The Mariners will televise 16 Cactus League games on Root Sports . . . Trainer Rick Griffin said Willie Bloomquist (microfracture knee surgery) will be healthy by spring training . . . LF Dustin Ackley visited a foot specialist in Charlotte, NC., this off-season. He determined Ackley didn’t need surgery for the bone spurs and impingement that hindered him in 2014 . . . LHP Danny Hultzen, the Mariners No. 2 pick in the 2011 amateur draft, won’t be restricted after shoulder surgery wiped out his 2014 season. Zduriencik said he’s likely to start the year in the minor leagues . . . Chris Taylor and Brad Miller will compete for the starting shortstop job in spring training . . .¬† Richland, WA., native Shawn O’Malley signed a minor league contract Thursday that includes a spring training invite. O’Malley, a utility player, appeared in 11 games last season with the Angels and made the PCL All-Star team . . . McClendon said he considers only one starting rotation spot up for grabs, but declined to specify who will fill the other four spots. An educated guess: Felix Hernandez, Hisashi Iwakuma, James Paxton and newcomer J.A. Happ. McClendon said Happ won’t be a candidate for the bullpen, as some speculated . . . Zduriencik said free-agent LHP Joe Beimel, who had a 2.20 ERA last season with Seattle, is still on the club’s radar as a bullpen option . . . Will the Mariners add to the roster, perhaps another outfielder? “We may do a few little tinkerings before we head into spring training,” Zduriencik said.


  • Big

    Mr. Montero good luck and keep your eye on the ball.

  • notaboomer

    come to jesus, Ms fans.

    • Big

      Jesus is all right by me.

      It’s my M’s pastime to find an underdog and cheer for his success.

  • jafabian

    The talent is there and I felt his first year with the M’s would be something he could build on. Hope he an bounce back. I think he can still be at the very least a better contributor than what Justin Smoak was.

  • RadioGuy

    “When Mariners second baseman Robinson Cano, a former Yankee, saw Montero hit as a 20-year-old fresh out of the minor leagues, he thought New York had a catcher with enough raw power to hit 30 to 40 home runs in a season, according to Zduriencik.”

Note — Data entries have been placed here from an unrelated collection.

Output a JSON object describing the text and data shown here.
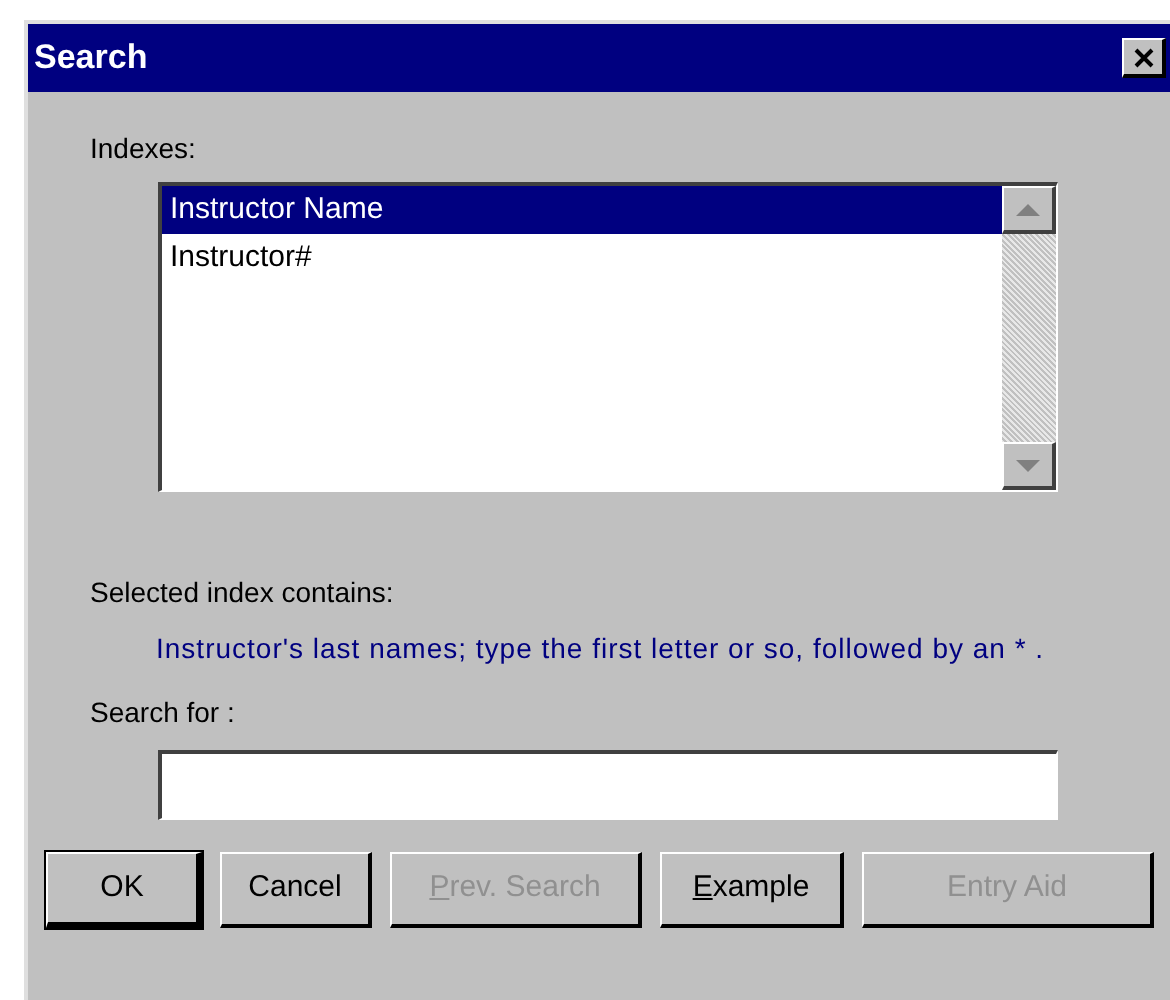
{
  "window": {
    "title": "Search"
  },
  "indexes": {
    "label": "Indexes:",
    "items": [
      {
        "label": "Instructor Name",
        "selected": true
      },
      {
        "label": "Instructor#",
        "selected": false
      }
    ]
  },
  "description": {
    "label": "Selected index contains:",
    "text": "Instructor's last names; type the first letter or so, followed by an * ."
  },
  "search": {
    "label": "Search for :"
  },
  "buttons": [
    {
      "rest": "OK",
      "disabled": false,
      "default": true
    },
    {
      "rest": "Cancel",
      "disabled": false,
      "default": false
    },
    {
      "accel": "P",
      "rest": "rev. Search",
      "disabled": true,
      "default": false
    },
    {
      "accel": "E",
      "rest": "xample",
      "disabled": false,
      "default": false
    },
    {
      "rest": "Entry Aid",
      "disabled": true,
      "default": false
    }
  ]
}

    To me, this statement points to a potential key element in the Redemption of Jesus Montero: His relationship with Cano, who did as much as any player to change the cultural mindset in the clubhouse from “Glad to be here” to “We can win some games here.” So far, Montero appears to understand this is his last chance in Seattle and he’s taking it much more seriously than he’s been since arriving.

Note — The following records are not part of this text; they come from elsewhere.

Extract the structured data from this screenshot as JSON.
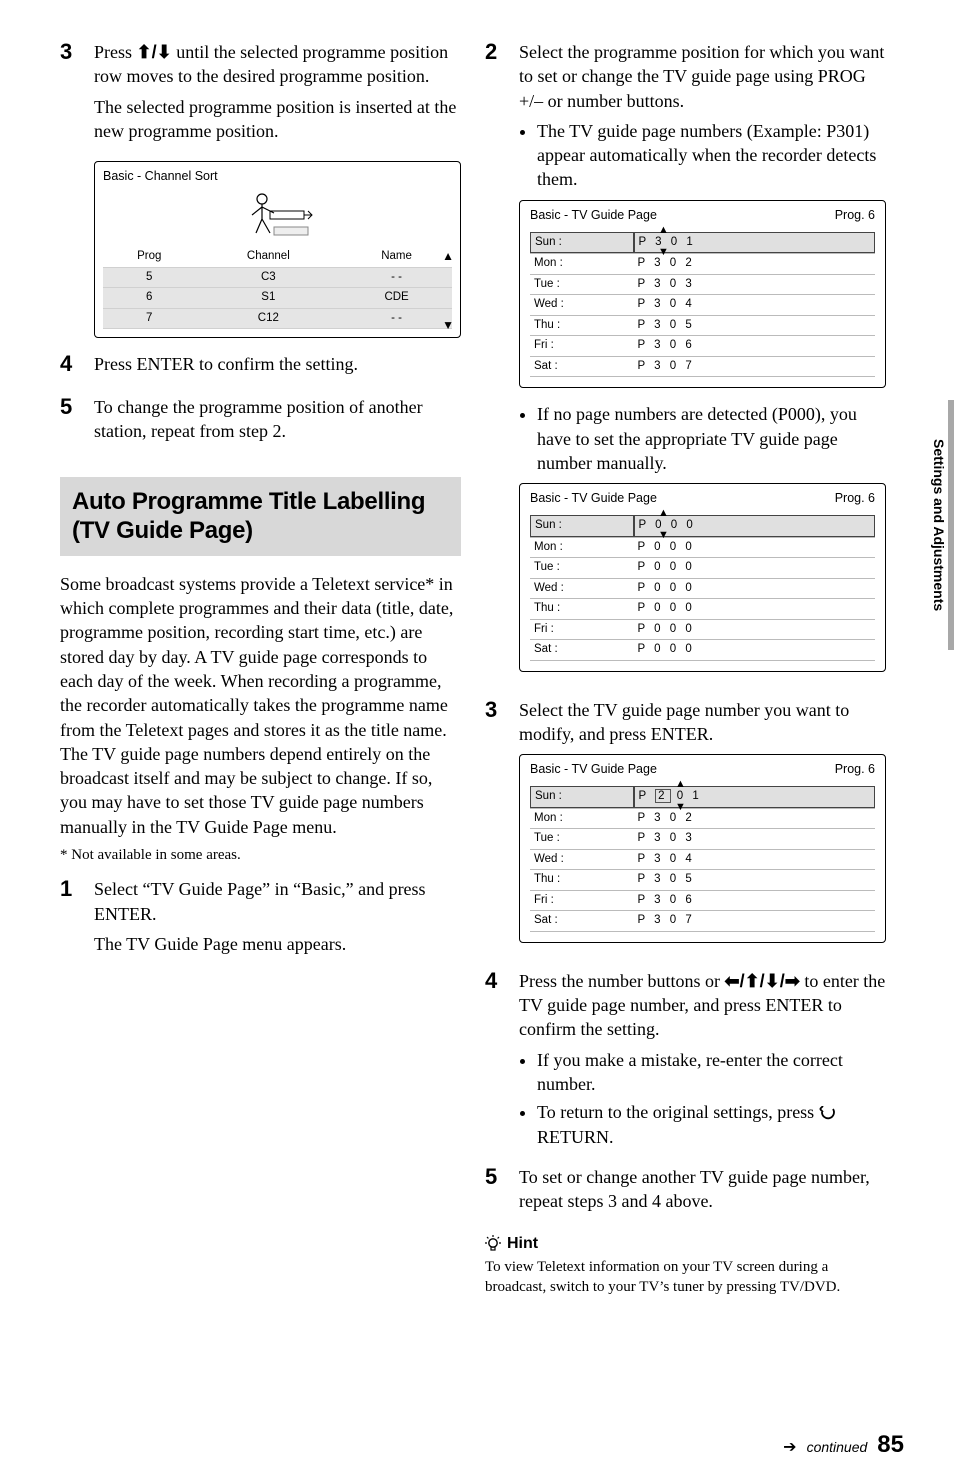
{
  "sidebar_label": "Settings and Adjustments",
  "left": {
    "step3": {
      "num": "3",
      "line1_a": "Press ",
      "line1_b": " until the selected programme position row moves to the desired programme position.",
      "line2": "The selected programme position is inserted at the new programme position."
    },
    "sort_panel": {
      "title": "Basic - Channel Sort",
      "headers": [
        "Prog",
        "Channel",
        "Name"
      ],
      "rows": [
        [
          "5",
          "C3",
          "- -"
        ],
        [
          "6",
          "S1",
          "CDE"
        ],
        [
          "7",
          "C12",
          "- -"
        ]
      ]
    },
    "step4": {
      "num": "4",
      "text": "Press ENTER to confirm the setting."
    },
    "step5": {
      "num": "5",
      "text": "To change the programme position of another station, repeat from step 2."
    },
    "heading": "Auto Programme Title Labelling (TV Guide Page)",
    "body": "Some broadcast systems provide a Teletext service* in which complete programmes and their data (title, date, programme position, recording start time, etc.) are stored day by day. A TV guide page corresponds to each day of the week. When recording a programme, the recorder automatically takes the programme name from the Teletext pages and stores it as the title name. The TV guide page numbers depend entirely on the broadcast itself and may be subject to change. If so, you may have to set those TV guide page numbers manually in the TV Guide Page menu.",
    "footnote": "* Not available in some areas.",
    "step1": {
      "num": "1",
      "line1": "Select “TV Guide Page” in “Basic,” and press ENTER.",
      "line2": "The TV Guide Page menu appears."
    }
  },
  "right": {
    "step2": {
      "num": "2",
      "line1": "Select the programme position for which you want to set or change the TV guide page using PROG +/– or number buttons.",
      "bullet1": "The TV guide page numbers (Example: P301) appear automatically when the recorder detects them."
    },
    "panel1": {
      "title": "Basic - TV Guide Page",
      "prog": "Prog. 6",
      "rows": [
        [
          "Sun :",
          "P 3 0 1"
        ],
        [
          "Mon :",
          "P 3 0 2"
        ],
        [
          "Tue :",
          "P 3 0 3"
        ],
        [
          "Wed :",
          "P 3 0 4"
        ],
        [
          "Thu :",
          "P 3 0 5"
        ],
        [
          "Fri :",
          "P 3 0 6"
        ],
        [
          "Sat :",
          "P 3 0 7"
        ]
      ]
    },
    "bullet2": "If no page numbers are detected (P000), you have to set the appropriate TV guide page number manually.",
    "panel2": {
      "title": "Basic - TV Guide Page",
      "prog": "Prog. 6",
      "rows": [
        [
          "Sun :",
          "P 0 0 0"
        ],
        [
          "Mon :",
          "P 0 0 0"
        ],
        [
          "Tue :",
          "P 0 0 0"
        ],
        [
          "Wed :",
          "P 0 0 0"
        ],
        [
          "Thu :",
          "P 0 0 0"
        ],
        [
          "Fri :",
          "P 0 0 0"
        ],
        [
          "Sat :",
          "P 0 0 0"
        ]
      ]
    },
    "step3": {
      "num": "3",
      "text": "Select the TV guide page number you want to modify, and press ENTER."
    },
    "panel3": {
      "title": "Basic - TV Guide Page",
      "prog": "Prog. 6",
      "rows": [
        [
          "Sun :",
          "P",
          "2",
          "0 1"
        ],
        [
          "Mon :",
          "P 3 0 2"
        ],
        [
          "Tue :",
          "P 3 0 3"
        ],
        [
          "Wed :",
          "P 3 0 4"
        ],
        [
          "Thu :",
          "P 3 0 5"
        ],
        [
          "Fri :",
          "P 3 0 6"
        ],
        [
          "Sat :",
          "P 3 0 7"
        ]
      ]
    },
    "step4": {
      "num": "4",
      "line1_a": "Press the number buttons or ",
      "line1_b": " to enter the TV guide page number, and press ENTER to confirm the setting.",
      "bullet1": "If you make a mistake, re-enter the correct number.",
      "bullet2_a": "To return to the original settings, press ",
      "bullet2_b": " RETURN."
    },
    "step5": {
      "num": "5",
      "text": "To set or change another TV guide page number, repeat steps 3 and 4 above."
    },
    "hint_label": "Hint",
    "hint_text": "To view Teletext information on your TV screen during a broadcast, switch to your TV’s tuner by pressing TV/DVD."
  },
  "footer": {
    "continued": "continued",
    "page": "85"
  },
  "arrows": {
    "up_down": "↑/↓",
    "lr_ud": "←/↑/↓/→"
  }
}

    Cano knows Jesus has the talent and hopefully the latter will be smart enough to follow the former’s shadow in Peoria and just listen.

  • MrSnappy

    That scout should be rehired and given a raise. Wasn’t he part of the organization too? His actions, though childish, were more bold than anything the organization did to Montero. Certainly the whole incident must have lit a fire.